Doxorubicin (DOX) is an
anthracycline antibiotic that is used extensively for the management of
carcinoma; however, its clinical application is limited due to its serious cardiotoxic side effects. Ferroptosis represents
iron-dependent and
reactive oxygen species (ROS)-related cell death and has been proven to contribute to the progression of DOX-induced
cardiomyopathy.
Fisetin is a natural
flavonoid that is abundantly present in fruits and vegetables. It has been reported to exert cardioprotective effects against DOX-induced
cardiotoxicity in experimental rats. However, the underlying mechanisms remain unknown.
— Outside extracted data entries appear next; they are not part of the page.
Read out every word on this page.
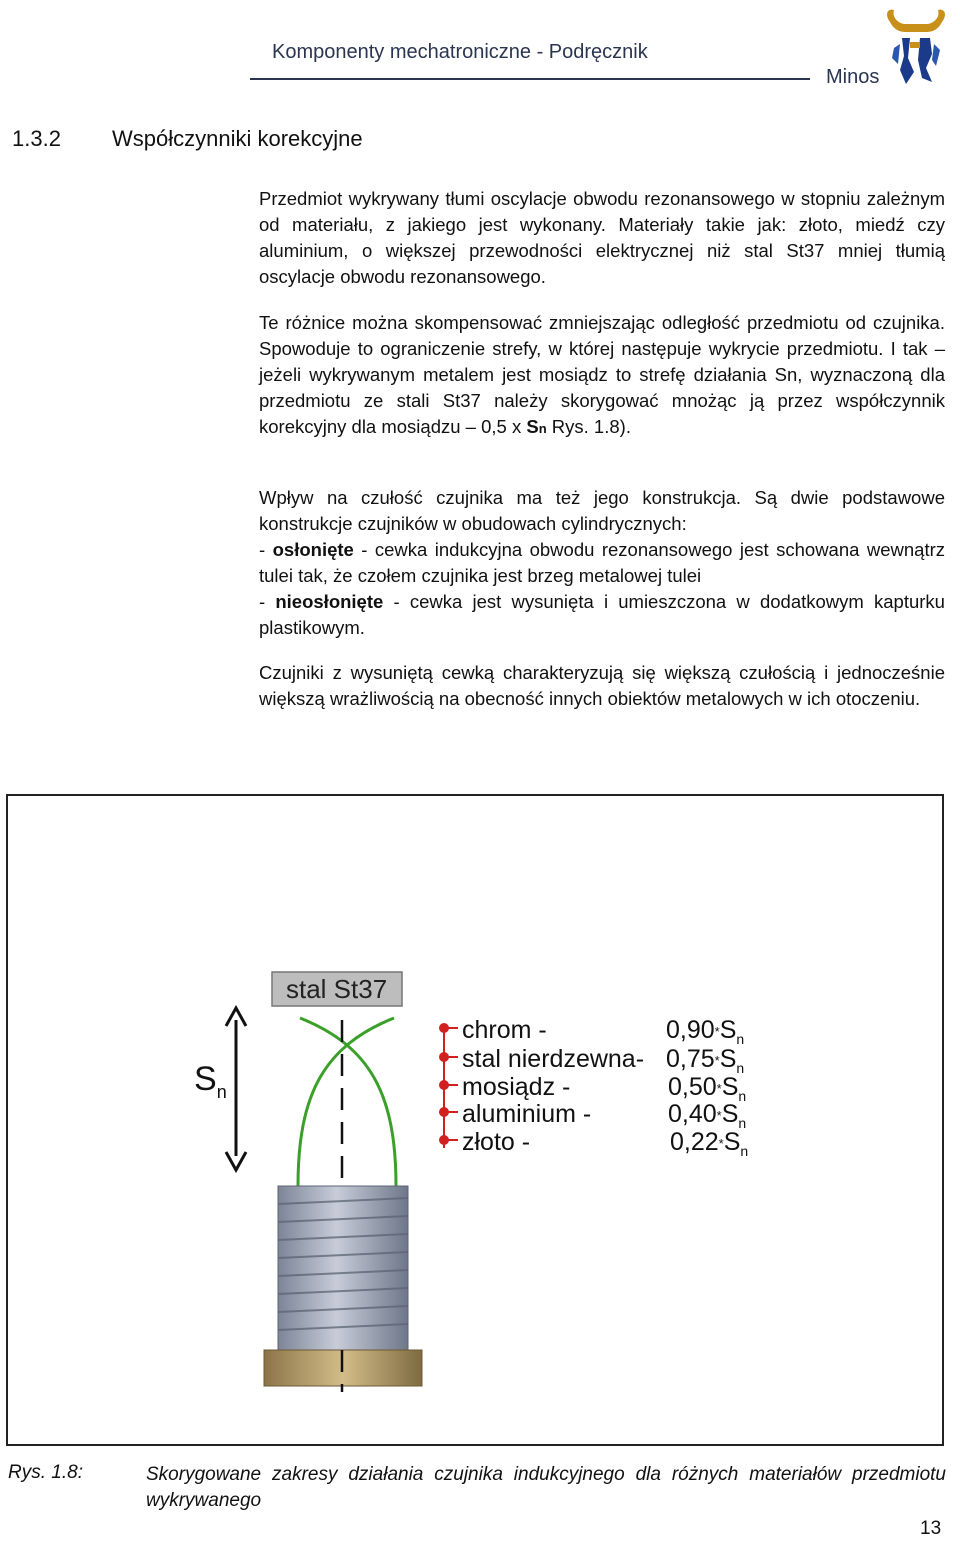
Komponenty mechatroniczne - Podręcznik
Minos
1.3.2 Współczynniki korekcyjne
Przedmiot wykrywany tłumi oscylacje obwodu rezonansowego w stopniu zależnym od materiału, z jakiego jest wykonany. Materiały takie jak: złoto, miedź czy aluminium, o większej przewodności elektrycznej niż stal St37 mniej tłumią oscylacje obwodu rezonansowego.
Te różnice można skompensować zmniejszając odległość przedmiotu od czujnika. Spowoduje to ograniczenie strefy, w której następuje wykrycie przedmiotu. I tak – jeżeli wykrywanym metalem jest mosiądz to strefę działania Sn, wyznaczoną dla przedmiotu ze stali St37 należy skorygować mnożąc ją przez współczynnik korekcyjny dla mosiądzu – 0,5 x Sn Rys. 1.8).
Wpływ na czułość czujnika ma też jego konstrukcja. Są dwie podstawowe konstrukcje czujników w obudowach cylindrycznych:
- osłonięte - cewka indukcyjna obwodu rezonansowego jest schowana wewnątrz tulei tak, że czołem czujnika jest brzeg metalowej tulei
- nieosłonięte - cewka jest wysunięta i umieszczona w dodatkowym kapturku plastikowym.
Czujniki z wysuniętą cewką charakteryzują się większą czułością i jednocześnie większą wrażliwością na obecność innych obiektów metalowych w ich otoczeniu.
stal St37
$S_n$
chrom -
stal nierdzewna-
mosiądz -
aluminium -
złoto -
$0,90*S_n$
$0,75*S_n$
$0,50*S_n$
$0,40*S_n$
$0,22*S_n$
Rys. 1.8:	Skorygowane zakresy działania czujnika indukcyjnego dla różnych materiałów przedmiotu wykrywanego
13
The present study investigated the cardioprotective role of
fisetin and the underlying molecular mechanism through experiments in the DOX-induced
cardiomyopathy rat and H9c2 cell models. The results revealed that
fisetin treatment could markedly abate DOX-induced
cardiotoxicity by alleviating cardiac dysfunction, ameliorating myocardial
fibrosis, mitigating
cardiac hypertrophy in rats, and attenuating ferroptosis of cardiomyocytes by reversing the decline in the GPX4 level. Mechanistically,
fisetin exerted its
antioxidant effect by reducing the MDA and
lipid ROS levels and increasing the
glutathione (GSH) level. Moreover,
fisetin exerted its protective effect by increasing the
SIRT1 expression and the Nrf2
mRNA and
protein levels and its nuclear translocation, which resulted in the activation of its downstream genes such as HO-1 and FTH1. Selective inhibition of
SIRT1 attenuated the protective effects of
fisetin in the H9c2 cells, which in turn decreased the GSH and GPX4 levels, as well as Nrf2, HO-1, and FTH1 expressions. In conclusion,
fisetin exerts its
therapeutic effects against DOX-induced
cardiomyopathy by inhibiting ferroptosis via
SIRT1/Nrf2 signaling pathway activation.